Wiele krajów europejskich, podobne jak Polska, stosuje system bramkowy, część jednak zdecydowała się na tak zwane winiety. Jest to sposób oznaczania, umożliwiający rozpoznanie pojazdów, które korzystają z autostrad. Na tego typu rozwiązanie zdecydowały się między innymi Węgry, Austria, Czechy, Słowacja i Rumunia, gdzie opłaty obowiązują nie tylko na autostradach, ale i podczas podróży niektórymi drogami ekspresowymi. Najkorzystniejszymi stawkami może poszczycić się Rumunia – 7-dniowa winieta to koszt około 30 złotych. System winietowy wykorzystywany jest również w Szwajcarii oraz na Słowenii (w tych państwach warto pamiętać także o konieczności opłacenia przejazdów niektórymi tunelami czy mostami) – ostatnia z wymienionych pobiera zaś stosunkowo najwyższe opłaty, 7-dniowa podróż wiąże się bowiem z wydatkiem rzędu około 85 złotych.
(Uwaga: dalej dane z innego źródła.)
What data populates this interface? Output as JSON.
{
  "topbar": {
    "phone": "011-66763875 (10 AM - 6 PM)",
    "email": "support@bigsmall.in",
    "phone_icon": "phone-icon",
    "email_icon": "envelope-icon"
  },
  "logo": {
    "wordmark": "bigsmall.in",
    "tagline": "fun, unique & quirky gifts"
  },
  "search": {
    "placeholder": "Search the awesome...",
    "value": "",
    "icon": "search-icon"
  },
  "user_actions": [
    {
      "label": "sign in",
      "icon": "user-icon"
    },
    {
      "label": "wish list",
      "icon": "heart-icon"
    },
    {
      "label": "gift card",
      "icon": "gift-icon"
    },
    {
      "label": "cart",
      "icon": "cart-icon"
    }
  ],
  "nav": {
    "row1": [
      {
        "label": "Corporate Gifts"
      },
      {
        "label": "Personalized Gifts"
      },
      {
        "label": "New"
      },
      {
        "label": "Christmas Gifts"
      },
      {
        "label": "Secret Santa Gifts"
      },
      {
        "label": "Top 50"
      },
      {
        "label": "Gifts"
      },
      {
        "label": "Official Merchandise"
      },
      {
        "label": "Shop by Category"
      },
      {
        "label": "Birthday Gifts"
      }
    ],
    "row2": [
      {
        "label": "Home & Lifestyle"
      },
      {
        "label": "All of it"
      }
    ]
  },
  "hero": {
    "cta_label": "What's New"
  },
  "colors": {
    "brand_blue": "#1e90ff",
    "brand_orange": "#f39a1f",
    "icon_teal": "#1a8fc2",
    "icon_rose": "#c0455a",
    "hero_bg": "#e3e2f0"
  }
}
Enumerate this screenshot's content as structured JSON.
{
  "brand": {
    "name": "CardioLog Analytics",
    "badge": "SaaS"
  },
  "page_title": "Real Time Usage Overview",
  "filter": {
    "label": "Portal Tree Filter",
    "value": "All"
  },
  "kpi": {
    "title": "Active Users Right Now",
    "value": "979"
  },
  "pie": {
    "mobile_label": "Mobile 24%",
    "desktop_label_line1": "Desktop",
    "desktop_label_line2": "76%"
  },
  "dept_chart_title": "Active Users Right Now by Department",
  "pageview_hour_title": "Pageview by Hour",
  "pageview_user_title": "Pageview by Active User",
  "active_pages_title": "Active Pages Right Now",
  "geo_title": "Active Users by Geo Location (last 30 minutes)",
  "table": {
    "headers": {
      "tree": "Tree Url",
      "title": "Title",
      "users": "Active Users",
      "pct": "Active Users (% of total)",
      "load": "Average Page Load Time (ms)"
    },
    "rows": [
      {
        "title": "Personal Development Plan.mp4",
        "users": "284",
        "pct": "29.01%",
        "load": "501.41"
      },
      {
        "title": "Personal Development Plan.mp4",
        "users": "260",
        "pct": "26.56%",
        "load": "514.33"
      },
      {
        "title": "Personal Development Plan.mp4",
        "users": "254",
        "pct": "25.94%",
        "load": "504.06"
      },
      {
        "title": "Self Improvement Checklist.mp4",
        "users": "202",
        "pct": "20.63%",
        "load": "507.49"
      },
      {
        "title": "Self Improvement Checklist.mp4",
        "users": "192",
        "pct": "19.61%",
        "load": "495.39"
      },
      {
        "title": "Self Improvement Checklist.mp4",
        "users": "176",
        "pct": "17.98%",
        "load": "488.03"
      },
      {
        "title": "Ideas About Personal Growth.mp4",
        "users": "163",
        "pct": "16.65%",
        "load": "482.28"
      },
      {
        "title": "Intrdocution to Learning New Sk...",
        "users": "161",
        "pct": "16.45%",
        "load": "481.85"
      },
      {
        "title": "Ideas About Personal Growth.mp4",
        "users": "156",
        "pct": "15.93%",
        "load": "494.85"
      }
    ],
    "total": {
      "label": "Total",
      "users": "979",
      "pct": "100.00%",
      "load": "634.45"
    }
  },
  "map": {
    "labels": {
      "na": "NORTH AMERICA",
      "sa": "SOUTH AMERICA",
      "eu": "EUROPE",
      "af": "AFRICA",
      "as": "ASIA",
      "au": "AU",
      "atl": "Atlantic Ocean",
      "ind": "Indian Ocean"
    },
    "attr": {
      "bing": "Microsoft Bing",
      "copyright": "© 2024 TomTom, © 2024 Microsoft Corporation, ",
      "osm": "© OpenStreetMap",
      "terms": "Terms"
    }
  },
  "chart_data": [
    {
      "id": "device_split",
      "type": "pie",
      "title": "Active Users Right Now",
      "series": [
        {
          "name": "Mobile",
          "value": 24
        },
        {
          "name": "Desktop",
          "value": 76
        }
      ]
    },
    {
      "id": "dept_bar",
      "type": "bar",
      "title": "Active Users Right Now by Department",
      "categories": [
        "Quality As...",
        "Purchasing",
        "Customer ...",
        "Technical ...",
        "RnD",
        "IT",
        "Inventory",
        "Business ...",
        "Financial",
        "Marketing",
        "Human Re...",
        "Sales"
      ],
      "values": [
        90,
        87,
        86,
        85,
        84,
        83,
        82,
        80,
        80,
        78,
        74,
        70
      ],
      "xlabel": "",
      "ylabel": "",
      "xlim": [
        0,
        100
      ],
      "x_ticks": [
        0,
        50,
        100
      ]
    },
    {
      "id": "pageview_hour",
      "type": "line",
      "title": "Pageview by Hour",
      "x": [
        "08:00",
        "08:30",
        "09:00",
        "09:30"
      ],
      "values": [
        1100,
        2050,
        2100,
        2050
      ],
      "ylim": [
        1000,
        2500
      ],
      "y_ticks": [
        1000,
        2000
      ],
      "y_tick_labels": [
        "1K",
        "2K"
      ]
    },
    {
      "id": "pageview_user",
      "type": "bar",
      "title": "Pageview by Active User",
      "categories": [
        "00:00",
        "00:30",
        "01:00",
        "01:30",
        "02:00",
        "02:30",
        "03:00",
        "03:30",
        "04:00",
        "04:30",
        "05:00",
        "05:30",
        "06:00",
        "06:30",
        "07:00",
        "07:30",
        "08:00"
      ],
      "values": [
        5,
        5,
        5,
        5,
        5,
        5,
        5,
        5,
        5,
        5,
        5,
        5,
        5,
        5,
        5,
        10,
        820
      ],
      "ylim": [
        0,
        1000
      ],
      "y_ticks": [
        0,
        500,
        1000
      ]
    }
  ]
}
Jak sytuacja ma się zaś w krajach, które korzystają z bramek? W większości przypadków, podobnie jak w Polsce, ceny zależą od konkretnych odcinków. Dla przykładu – Zjednoczone Królestwo pobiera opłaty jedynie za przejazd najnowszym fragmentem drogi M6 (w wysokości do 30 złotych – ceny wahają się bowiem w zależności od pory dni czy roku). Warto jednak pamiętać, że zapłaty wymagać będzie również wjazd autem do Londynu. Francja z kolei charakteryzuje się zaś dość wysokimi cenami w rejonach alpejskich – w niektórych miejscach wynoszą one bowiem ponad 50 groszy za kilometr. Kierowcy jednak bardzo często wybierają drogi krajowe – ich rozbudowana infrastruktura pomaga bowiem ograniczyć koszty podróży, jednocześnie zaś nie wydłużając jej czasu.
Jak na tle Europy wypada więc Polska? Wbrew pokutującemu przekonaniu o horrendalnych cenach – nie najgorzej. Jakakolwiek cenowa klasyfikacja autostrad nie umieści jej bowiem w pierwszej trójce, piątce czy dziesiątce.